Venendo ora alla frase “Chi ama la propria vita la perde, e chi odia la sua vita in questo mondo, la conserverà per la vita eterna”, già affrontata in altri capitoli, ricordiamo che implica agire, fare tutte quelle cose che dobbiamo affrontare in prospettiva della vita eterna con Cristo, dovendo confermare a noi stessi e agli altri la scelta volontaria che abbiamo fatto di seguirlo. Del resto, anche Lui ne fece una, consegnandosi nelle mani di uomini ingiusti, perché ci potessimo appropriare del Suo sacrificio per la nostra salvezza eterna.
“Chi ama la propria vita la perde” è una frase che prelude alla sconfitta dell’uomo che conosciamo che avrà amato un’esistenza elementare, immediata, di superficie, quella attaccata alla terra amata da Caino, portatore strenuo di un’autonomia e libertà che si illude di avere, ma dimenticando o non accettando la propria origine in Adamo; “la perde”, poi, riferito alla “vita”, si spiega con le malattie, le infermità e la vecchiaia, fasi che precedono, per chi non crede, la morte spirituale. Amare la propria vita significa rimanere aggrappati a un salvagente rattoppato alla meglio, che non potrà che sgonfiarsi, o a un collare da nuoto che prima o poi diventerà di piombo.
Le parole “Se uno mi vuole seguire, mi segua, e dove sarò io, sarà anche il mio servitore”, è di comprensione immediata quanto al destino spirituale, ma ci parla dello scopo che Gesù ha dato ai credenti in attesa della Sua venuta e questo comporta servirlo fedelmente nella sana dottrina, la sola che può preservare da scelte sbagliate che si pagheranno inevitabilmente, che definisce l’identità del credente nella Chiesa, in parola e in opera.
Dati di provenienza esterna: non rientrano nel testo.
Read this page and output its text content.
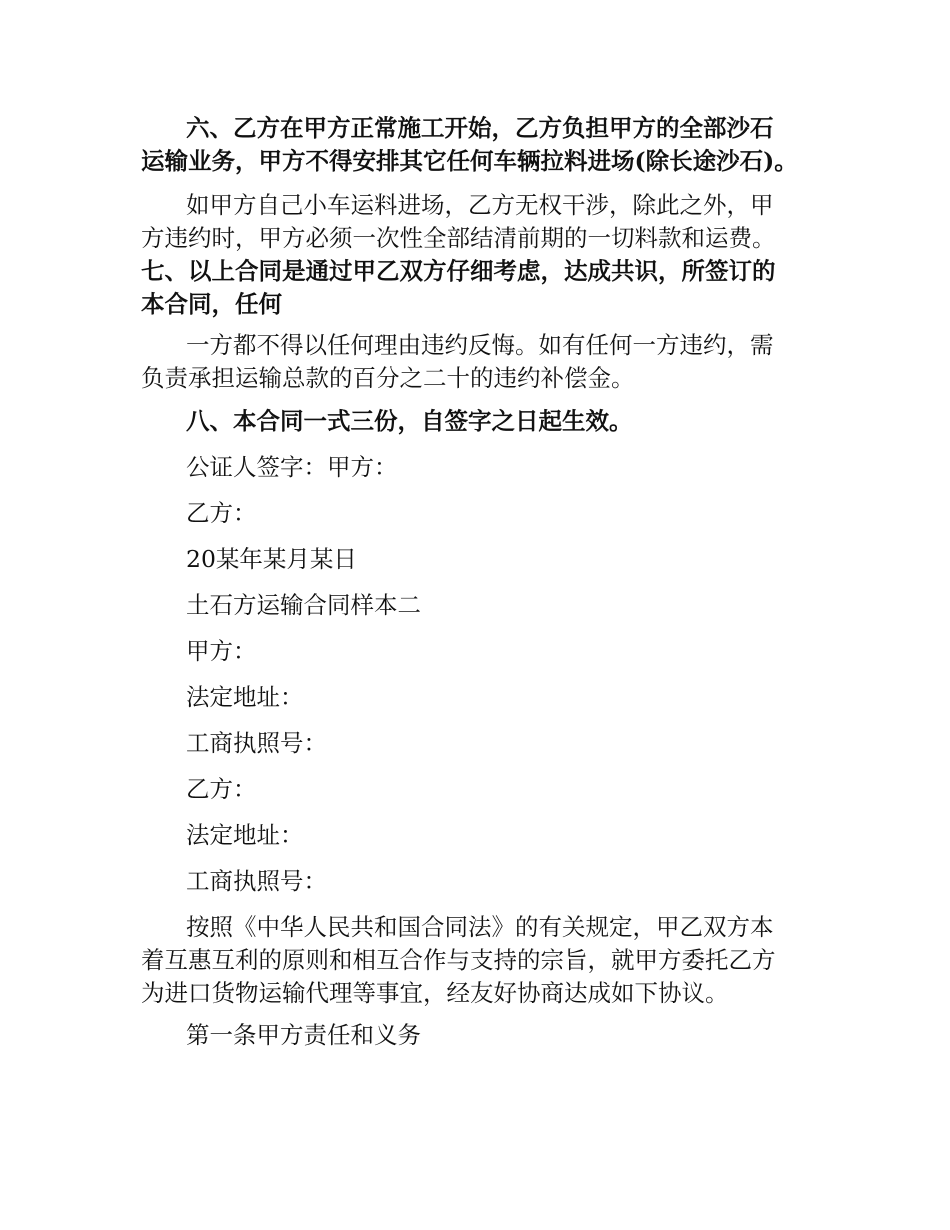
六、乙方在甲方正常施工开始，乙方负担甲方的全部沙石

运输业务，甲方不得安排其它任何车辆拉料进场(除长途沙石)。

如甲方自己小车运料进场，乙方无权干涉，除此之外，甲

方违约时，甲方必须一次性全部结清前期的一切料款和运费。

七、以上合同是通过甲乙双方仔细考虑，达成共识，所签订的

本合同，任何

一方都不得以任何理由违约反悔。如有任何一方违约，需

负责承担运输总款的百分之二十的违约补偿金。

八、本合同一式三份，自签字之日起生效。

公证人签字：甲方：

乙方：

20某年某月某日

土石方运输合同样本二

甲方：

法定地址：

工商执照号：

乙方：

法定地址：

工商执照号：

按照《中华人民共和国合同法》的有关规定，甲乙双方本

着互惠互利的原则和相互合作与支持的宗旨，就甲方委托乙方

为进口货物运输代理等事宜，经友好协商达成如下协议。

第一条甲方责任和义务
Possiamo dire che la dottrina è posta come argine al sentimento che può interferire pesantemente nella vita del cristiano facendogli assumere un comportamento errato nei confronti suoi (nel metodo di vita) e degli altri, concedendo loro spazi che non possono né devono avere. Non può esservi vita cristiana senza l’assunzione di una posizione netta nei confronti di chiunque anche perché dobbiamo difendere la dignità che ci è stata donata. “Servire” comporta la conoscenza della volontà di Dio che può concretarsi solo per mezzo dello Spirito Santo, l’agente divino, proprio perché non si può “servire a due padroni”. Non è infatti innato nell’uomo servire Dio ubbidendo e, per tutti coloro che si realizzeranno in modo positivo, cioè avranno cercato di seguire Gesù e non di precederlo anteponendo a lui desideri o aspirazioni non spirituali, non verrà certo a mancare il riconoscimento: “Se uno mi serve, il Padre lo onorerà”.
Infatti, ogni cristiano che avrà dato un bicchiere d’acqua al suo prossimo – acqua della parola di Dio, nel nome di Cristo –, non perderà il suo premio. Questo dunque è lo scopo che Gesù affida ai cristiani per i quali vale il principio “Non più io vivo, ma Cristo vive in me”. Secondo la grazia che ci è stata data, secondo il o i talenti che ci ha affidato, onorandoci, e di cui dovremo dare conto un giorno. Amen.